Mr. Perpiglia said that some DSC customers became alarmed by that omission after conducting their own, independent laboratory tests.

He said that DSC subsequently engineered a software "patch" to fix the problem and handed it out to customers who asked for it. The first patch, which is basically a rewrite of a piece of software, was released about a year ago, Mr. Perpiglia said.

A similar patch was given recently to Bell Atlantic Corp. and Pacific Bell, which have experienced half a dozen outages and near-outages in the past two weeks.

DSC has so far kept a low profile on basic design issues related to SS7. But there are indications of concern within the company about the system.

In an undated memo sent to its regional Bell customers after the June 26 outage, DSC urged the Bells to adopt a new set of specifications not approved by Bellcore, according to Electronic News, a trade publication.

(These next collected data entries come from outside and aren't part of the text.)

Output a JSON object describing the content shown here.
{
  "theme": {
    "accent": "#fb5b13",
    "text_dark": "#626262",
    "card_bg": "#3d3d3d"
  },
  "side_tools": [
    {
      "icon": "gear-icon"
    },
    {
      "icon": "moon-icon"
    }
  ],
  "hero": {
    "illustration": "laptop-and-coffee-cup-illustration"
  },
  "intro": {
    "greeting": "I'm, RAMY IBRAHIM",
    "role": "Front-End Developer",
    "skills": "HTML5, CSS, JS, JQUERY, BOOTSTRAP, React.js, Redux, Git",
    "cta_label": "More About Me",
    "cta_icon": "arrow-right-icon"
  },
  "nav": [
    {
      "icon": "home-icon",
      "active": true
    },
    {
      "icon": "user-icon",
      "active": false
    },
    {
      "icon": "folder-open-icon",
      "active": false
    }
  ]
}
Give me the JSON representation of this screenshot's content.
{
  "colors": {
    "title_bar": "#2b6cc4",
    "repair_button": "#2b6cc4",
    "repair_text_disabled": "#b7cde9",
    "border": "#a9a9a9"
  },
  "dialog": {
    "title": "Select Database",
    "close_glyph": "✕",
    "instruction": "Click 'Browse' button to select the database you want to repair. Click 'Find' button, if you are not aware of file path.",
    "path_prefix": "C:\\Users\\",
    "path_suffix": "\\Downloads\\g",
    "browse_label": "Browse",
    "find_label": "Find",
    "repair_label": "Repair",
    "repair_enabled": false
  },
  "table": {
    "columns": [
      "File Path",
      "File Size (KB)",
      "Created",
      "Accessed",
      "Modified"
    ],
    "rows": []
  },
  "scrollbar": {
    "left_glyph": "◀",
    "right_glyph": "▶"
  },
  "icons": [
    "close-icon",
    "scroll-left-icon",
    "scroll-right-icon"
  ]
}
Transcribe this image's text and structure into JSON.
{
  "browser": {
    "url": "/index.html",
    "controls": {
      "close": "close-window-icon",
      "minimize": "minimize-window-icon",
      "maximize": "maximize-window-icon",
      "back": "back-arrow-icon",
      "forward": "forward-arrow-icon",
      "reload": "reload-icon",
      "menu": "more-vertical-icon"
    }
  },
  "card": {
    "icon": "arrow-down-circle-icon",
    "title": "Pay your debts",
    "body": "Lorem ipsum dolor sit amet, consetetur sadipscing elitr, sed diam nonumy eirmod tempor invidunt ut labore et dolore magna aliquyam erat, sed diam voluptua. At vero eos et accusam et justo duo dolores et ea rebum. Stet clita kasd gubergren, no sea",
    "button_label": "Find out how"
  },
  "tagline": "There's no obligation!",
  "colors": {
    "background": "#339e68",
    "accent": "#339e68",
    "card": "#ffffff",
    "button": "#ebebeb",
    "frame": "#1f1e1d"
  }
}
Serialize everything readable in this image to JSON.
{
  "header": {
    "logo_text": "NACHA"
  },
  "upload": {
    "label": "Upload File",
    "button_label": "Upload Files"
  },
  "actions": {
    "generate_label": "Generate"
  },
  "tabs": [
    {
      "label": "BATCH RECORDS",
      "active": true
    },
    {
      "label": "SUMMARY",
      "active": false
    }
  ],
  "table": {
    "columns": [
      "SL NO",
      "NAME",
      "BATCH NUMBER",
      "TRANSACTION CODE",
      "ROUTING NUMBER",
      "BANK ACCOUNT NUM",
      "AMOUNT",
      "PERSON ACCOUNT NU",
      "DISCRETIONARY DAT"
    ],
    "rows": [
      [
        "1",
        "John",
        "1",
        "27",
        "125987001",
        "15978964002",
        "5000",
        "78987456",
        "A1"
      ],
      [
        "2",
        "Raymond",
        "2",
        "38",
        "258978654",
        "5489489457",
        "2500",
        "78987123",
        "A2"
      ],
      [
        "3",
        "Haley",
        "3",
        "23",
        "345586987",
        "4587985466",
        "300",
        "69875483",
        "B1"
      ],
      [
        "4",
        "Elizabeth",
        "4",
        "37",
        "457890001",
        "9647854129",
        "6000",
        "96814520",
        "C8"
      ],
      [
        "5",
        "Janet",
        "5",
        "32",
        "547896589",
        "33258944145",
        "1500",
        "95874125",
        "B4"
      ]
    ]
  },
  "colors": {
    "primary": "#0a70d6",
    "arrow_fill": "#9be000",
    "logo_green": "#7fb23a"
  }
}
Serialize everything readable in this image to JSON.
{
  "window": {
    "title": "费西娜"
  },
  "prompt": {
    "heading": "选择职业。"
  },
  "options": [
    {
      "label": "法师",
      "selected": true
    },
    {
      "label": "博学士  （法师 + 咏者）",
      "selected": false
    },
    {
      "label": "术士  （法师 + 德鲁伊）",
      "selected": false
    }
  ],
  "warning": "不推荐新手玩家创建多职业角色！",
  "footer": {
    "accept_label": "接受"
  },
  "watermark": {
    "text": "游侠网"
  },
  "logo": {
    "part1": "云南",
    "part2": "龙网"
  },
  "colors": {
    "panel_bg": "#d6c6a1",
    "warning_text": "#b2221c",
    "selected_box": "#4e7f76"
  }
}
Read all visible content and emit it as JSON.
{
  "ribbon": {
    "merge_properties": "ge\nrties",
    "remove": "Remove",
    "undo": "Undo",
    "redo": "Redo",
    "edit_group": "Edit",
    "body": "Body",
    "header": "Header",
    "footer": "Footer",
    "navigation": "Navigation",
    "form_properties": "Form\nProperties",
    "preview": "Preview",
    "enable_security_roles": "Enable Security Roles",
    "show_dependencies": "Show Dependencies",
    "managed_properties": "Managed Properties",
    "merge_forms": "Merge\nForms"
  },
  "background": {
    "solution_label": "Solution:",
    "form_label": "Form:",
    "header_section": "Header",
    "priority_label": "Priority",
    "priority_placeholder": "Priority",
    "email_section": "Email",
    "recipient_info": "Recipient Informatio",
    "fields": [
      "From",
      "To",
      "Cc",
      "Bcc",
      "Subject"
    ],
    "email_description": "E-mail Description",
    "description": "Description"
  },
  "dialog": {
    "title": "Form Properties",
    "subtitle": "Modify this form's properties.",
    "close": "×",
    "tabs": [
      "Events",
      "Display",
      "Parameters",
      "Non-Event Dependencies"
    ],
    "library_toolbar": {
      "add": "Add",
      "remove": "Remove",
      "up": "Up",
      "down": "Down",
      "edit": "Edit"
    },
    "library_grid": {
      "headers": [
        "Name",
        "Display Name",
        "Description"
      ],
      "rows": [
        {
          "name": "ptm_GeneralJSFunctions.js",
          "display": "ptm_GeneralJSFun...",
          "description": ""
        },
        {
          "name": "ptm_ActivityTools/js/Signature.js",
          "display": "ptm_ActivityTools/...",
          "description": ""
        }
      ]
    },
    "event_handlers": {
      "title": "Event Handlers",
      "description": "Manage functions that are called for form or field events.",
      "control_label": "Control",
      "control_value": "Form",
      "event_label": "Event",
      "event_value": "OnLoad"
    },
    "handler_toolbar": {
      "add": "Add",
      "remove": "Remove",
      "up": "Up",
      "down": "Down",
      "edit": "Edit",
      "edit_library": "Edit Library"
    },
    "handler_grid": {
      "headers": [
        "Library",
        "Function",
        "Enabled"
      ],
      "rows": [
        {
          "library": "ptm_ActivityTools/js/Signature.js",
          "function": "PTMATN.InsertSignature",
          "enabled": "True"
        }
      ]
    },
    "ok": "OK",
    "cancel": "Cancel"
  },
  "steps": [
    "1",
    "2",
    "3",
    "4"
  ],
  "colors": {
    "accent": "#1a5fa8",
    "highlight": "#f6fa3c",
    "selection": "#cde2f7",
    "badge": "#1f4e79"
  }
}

In an article published July 8, Electronic News said that the DSC memo "warned, without further elaboration, that the new specifications are 'in opposition to Bellcore's specifications' for SS7." The new specifications have been adopted by Bell Atlantic, Pacific Bell and two other Baby Bells, Electronic News reported.

At yesterday's hearing before the House subcommittee on government information, justice and agriculture, Mr. Perpiglia said that the patches given to Bell Atlantic and Pacific Bell don't conform with Bellcore-approved standards for SS7. He characterized the patches as a "violation of a piece of SS7" that raises a "theoretical design issue."